In some cases, changes to the event sources themselves (security devices, network hardware or applications) may be required. Additional planning is often required to deploy and maintain these collection methods over time.

Graylog supports many input types out of the box. More inputs are available in the Graylog Marketplace. At the time of writing, Graylog supports the following:

  • Syslog (TCP, UDP, AMQP, Kafka)
  • GELF (TCP, UDP, AMQP, Kafka, HTTP)
  • AWS (AWS Logs, FlowLogs, CloudTrail)
  • Beats/Logstash
  • CEF (TCP, UDP, AMQP, Kafka)
  • JSON Path from HTTP API
  • Netflow (UDP)
  • Plain/Raw Text (TCP, UDP, AMQP, Kafka)

The Graylog Marketplace is the central directory of add-ons for Graylog. It contains plugins, content packs, GELF libraries and more content built by Graylog developers and community members.

../../_images/marketplace.png

Users

“Who will use the solution?”

The most important user-related factor to consider is the number of users. If the number is large, or if many users will be querying the data simultaneously, you may want to take that into consideration when designing an architecture.

The users’ level of skill should be considered. Less technical users may require more pre-built content, such as dashboards. They may also require more training.

Consideration should also be paid as to what event sources each user group should have access. As in all questions of access control, the principle of least privilege should apply.

Some typical user groups include:

  • Security Analysts
  • Engineers
  • Management
  • Help Desk

Retention

“How long will you keep the data?”

A key question when planning your log management system is log retention. There are two ways event log data may be retained, online or archived. Online data is stored in Elasticsearch and is searchable through the Graylog GUI. Archived data is stored in a compressed format, either on the Graylog server or on a network file share. It is still searchable, via GREP for example, but must be reconstituted in Graylog in order to be searchable through the GUI again.

Some regulatory frameworks require retention of event log data for a proscribed period. In the absence of a clear requirement, the question becomes one of balancing the cost of retention (storage) versus the utility of having historical data. There is no single answer, as each situation is different.

Most Graylog customers retain 30-90 days online (searchable in Elasticsearch) and 6-13 months of archives.

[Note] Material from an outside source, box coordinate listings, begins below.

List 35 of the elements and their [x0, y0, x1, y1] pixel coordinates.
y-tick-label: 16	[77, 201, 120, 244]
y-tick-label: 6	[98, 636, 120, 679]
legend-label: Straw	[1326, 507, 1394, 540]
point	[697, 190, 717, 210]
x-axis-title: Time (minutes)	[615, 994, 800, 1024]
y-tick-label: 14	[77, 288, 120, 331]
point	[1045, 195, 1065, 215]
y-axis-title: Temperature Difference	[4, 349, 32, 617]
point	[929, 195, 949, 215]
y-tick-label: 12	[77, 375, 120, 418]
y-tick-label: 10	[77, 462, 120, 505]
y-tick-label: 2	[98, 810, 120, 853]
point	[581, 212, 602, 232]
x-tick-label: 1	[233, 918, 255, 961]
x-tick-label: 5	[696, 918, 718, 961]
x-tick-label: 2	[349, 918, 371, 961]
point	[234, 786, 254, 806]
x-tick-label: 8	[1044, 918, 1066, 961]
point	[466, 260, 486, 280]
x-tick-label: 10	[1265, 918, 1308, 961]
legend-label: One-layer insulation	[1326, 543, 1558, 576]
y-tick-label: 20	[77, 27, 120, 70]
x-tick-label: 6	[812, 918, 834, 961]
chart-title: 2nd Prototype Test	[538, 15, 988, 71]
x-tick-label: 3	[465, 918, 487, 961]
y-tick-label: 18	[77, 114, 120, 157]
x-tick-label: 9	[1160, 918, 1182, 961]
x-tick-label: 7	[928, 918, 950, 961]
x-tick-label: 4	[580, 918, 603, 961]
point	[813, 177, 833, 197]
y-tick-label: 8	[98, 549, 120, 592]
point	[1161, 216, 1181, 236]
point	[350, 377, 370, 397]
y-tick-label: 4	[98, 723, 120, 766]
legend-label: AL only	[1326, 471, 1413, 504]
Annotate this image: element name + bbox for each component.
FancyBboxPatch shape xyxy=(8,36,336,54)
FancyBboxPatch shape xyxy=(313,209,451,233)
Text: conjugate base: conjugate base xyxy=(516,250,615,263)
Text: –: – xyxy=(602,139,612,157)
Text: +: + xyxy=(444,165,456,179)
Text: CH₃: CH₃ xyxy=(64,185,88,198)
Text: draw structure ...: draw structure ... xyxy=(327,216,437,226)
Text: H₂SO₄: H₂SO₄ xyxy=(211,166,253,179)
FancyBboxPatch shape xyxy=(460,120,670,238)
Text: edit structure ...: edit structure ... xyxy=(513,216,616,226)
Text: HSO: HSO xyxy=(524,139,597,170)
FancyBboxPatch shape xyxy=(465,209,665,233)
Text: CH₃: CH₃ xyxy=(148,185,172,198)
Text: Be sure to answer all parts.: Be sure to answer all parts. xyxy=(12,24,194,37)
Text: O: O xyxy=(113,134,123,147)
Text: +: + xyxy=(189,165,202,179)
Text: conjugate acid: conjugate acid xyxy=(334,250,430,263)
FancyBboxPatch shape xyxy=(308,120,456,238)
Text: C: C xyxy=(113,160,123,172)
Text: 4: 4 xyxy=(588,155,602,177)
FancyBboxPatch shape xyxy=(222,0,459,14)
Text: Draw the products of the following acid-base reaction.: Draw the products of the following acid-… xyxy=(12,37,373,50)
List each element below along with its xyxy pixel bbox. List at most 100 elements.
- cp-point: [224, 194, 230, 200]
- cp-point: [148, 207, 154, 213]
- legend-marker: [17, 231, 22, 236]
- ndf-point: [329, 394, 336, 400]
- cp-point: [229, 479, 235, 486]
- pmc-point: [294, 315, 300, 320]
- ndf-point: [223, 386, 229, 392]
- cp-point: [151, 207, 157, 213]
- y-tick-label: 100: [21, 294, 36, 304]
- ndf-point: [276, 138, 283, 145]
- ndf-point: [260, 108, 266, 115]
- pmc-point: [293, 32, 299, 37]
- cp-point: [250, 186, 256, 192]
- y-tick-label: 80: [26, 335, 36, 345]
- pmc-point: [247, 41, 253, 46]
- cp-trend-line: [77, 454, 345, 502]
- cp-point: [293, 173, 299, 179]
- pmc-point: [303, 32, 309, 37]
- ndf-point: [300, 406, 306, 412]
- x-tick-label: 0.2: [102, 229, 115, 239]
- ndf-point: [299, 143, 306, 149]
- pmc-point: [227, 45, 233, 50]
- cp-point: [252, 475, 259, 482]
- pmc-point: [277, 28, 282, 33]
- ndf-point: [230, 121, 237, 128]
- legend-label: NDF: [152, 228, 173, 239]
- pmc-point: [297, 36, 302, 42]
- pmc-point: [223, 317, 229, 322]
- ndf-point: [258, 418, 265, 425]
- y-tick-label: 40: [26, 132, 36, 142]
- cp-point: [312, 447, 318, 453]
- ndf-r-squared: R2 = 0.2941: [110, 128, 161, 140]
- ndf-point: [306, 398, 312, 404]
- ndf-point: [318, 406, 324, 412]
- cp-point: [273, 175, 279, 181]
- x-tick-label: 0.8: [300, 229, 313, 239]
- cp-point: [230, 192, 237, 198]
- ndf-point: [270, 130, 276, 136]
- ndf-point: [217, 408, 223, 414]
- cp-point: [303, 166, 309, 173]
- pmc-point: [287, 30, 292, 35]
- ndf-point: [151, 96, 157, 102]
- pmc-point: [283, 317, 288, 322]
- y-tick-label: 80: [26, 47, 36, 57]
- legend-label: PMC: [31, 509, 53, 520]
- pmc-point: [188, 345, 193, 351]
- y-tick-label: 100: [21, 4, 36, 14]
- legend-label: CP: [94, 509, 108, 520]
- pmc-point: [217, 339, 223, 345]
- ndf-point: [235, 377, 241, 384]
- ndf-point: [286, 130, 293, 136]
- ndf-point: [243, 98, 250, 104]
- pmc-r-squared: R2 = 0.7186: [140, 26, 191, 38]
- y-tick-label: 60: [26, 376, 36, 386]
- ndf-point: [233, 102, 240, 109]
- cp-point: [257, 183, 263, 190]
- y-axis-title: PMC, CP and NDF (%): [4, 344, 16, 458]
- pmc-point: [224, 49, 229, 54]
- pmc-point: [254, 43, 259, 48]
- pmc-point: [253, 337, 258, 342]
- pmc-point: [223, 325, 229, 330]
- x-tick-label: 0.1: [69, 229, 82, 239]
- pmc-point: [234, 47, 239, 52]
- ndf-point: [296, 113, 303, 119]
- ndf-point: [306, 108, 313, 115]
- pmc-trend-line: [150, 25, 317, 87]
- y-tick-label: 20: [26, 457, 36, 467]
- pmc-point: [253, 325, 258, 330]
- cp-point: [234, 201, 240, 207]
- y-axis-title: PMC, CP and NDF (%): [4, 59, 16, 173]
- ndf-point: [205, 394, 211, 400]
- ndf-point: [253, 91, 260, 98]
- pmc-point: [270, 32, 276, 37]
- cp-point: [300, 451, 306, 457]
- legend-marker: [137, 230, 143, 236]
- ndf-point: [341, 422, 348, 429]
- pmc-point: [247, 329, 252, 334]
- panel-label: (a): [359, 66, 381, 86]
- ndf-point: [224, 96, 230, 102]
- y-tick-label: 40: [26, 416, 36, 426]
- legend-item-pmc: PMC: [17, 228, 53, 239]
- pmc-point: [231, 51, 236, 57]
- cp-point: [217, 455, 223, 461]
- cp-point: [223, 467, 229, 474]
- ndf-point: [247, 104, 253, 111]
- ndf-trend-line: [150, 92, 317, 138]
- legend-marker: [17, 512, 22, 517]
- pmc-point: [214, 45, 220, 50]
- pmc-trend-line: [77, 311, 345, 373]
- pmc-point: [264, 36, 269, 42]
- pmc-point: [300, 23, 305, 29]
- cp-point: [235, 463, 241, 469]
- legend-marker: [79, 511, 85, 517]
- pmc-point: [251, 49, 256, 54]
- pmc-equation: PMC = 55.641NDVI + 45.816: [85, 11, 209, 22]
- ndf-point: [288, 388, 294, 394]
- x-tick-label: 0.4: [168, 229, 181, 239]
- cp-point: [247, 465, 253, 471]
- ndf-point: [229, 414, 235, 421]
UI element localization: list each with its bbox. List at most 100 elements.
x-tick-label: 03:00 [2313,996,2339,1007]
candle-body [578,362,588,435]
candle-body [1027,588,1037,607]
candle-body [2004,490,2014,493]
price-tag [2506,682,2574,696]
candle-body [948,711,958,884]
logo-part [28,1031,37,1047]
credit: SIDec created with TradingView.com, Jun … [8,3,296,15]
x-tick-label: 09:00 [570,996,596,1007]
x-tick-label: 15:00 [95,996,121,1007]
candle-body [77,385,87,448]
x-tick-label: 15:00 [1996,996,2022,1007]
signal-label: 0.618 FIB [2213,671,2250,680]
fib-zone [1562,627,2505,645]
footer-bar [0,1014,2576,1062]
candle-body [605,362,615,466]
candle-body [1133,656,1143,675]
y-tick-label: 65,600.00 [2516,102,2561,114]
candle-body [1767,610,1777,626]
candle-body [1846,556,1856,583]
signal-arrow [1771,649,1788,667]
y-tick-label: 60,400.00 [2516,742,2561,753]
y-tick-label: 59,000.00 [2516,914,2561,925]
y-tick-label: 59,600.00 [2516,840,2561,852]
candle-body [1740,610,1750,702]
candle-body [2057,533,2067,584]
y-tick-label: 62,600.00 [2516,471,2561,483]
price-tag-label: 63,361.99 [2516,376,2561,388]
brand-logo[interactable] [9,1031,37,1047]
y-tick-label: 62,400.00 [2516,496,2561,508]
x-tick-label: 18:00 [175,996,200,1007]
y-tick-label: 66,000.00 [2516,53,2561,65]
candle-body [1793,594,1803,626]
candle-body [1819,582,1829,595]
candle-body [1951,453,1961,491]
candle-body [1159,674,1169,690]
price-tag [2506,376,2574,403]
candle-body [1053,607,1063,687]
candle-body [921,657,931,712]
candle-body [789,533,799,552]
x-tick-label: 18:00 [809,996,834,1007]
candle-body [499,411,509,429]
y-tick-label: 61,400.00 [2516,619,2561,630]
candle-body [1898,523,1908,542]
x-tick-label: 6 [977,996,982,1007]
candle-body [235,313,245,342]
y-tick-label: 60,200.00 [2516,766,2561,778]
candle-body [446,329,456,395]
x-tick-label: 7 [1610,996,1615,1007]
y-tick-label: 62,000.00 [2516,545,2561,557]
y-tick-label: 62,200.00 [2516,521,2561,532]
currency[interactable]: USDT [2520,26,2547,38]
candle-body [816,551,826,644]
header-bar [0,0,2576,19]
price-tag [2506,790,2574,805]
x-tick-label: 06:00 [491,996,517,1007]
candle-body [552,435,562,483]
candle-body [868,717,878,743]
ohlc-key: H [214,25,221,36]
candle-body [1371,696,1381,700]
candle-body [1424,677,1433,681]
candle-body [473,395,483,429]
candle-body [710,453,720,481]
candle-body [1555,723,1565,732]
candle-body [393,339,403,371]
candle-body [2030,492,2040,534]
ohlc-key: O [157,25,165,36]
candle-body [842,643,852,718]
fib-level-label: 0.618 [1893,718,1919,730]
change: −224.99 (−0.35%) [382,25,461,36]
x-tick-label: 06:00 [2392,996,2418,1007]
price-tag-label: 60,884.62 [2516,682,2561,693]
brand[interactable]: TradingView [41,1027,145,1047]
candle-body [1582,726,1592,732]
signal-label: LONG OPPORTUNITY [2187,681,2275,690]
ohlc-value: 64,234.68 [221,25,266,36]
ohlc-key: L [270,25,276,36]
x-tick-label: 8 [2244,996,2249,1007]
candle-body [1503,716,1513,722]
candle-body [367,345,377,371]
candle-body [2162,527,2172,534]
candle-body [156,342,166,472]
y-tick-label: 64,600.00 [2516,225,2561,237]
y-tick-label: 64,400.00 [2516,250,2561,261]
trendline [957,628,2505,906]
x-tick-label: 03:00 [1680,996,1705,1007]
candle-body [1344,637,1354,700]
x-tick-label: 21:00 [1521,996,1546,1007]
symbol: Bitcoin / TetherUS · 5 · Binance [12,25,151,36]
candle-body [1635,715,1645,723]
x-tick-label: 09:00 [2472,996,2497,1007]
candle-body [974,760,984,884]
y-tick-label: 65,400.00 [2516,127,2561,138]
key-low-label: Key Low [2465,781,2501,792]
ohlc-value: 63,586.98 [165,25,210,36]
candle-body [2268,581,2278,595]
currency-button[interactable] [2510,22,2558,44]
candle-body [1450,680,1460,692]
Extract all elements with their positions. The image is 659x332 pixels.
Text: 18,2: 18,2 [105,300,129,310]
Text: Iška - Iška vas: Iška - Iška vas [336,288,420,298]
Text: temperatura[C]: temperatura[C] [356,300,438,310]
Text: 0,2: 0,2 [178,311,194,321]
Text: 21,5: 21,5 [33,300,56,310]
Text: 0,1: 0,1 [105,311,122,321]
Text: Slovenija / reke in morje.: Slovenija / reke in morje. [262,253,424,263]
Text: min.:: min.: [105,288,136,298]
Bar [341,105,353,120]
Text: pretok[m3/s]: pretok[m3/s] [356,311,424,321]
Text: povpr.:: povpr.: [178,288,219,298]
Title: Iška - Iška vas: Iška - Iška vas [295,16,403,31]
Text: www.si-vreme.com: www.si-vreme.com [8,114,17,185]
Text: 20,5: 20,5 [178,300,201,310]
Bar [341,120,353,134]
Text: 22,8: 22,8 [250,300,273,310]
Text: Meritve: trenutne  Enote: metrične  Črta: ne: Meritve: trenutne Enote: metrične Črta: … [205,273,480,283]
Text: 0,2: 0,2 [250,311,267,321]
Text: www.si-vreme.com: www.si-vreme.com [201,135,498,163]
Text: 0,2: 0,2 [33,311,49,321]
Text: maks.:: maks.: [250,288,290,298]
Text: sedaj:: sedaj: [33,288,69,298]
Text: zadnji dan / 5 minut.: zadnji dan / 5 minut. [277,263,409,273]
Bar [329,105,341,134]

Calculating Storage Requirements

Like most data stores, Elasticsearch reacts badly when it consumes all available storage. In order to prevent this from happening, proper planning and monitoring must be performed.

Many variables affect storage requirements, such as how much of each message is kept, whether the original message is retained once parsing is complete, and how much enrichment is done prior to storage.

A simple rule of thumb for planning storage is to take your average daily ingestion rate, multiply it by the number of days you need to retain the data online, and then multiply that number by 1.3 to account for metadata overhead. (GB/day x Ret. Days x 1.3 = storage req.).

Elasticsearch makes extensive use of slack storage space in the course of it’s operations. Users are strongly encouraged to exceed the minimum storage required for their calculated ingestion rate. When at maximum retention, Elasticsearch storage should not exceed 75% of total space.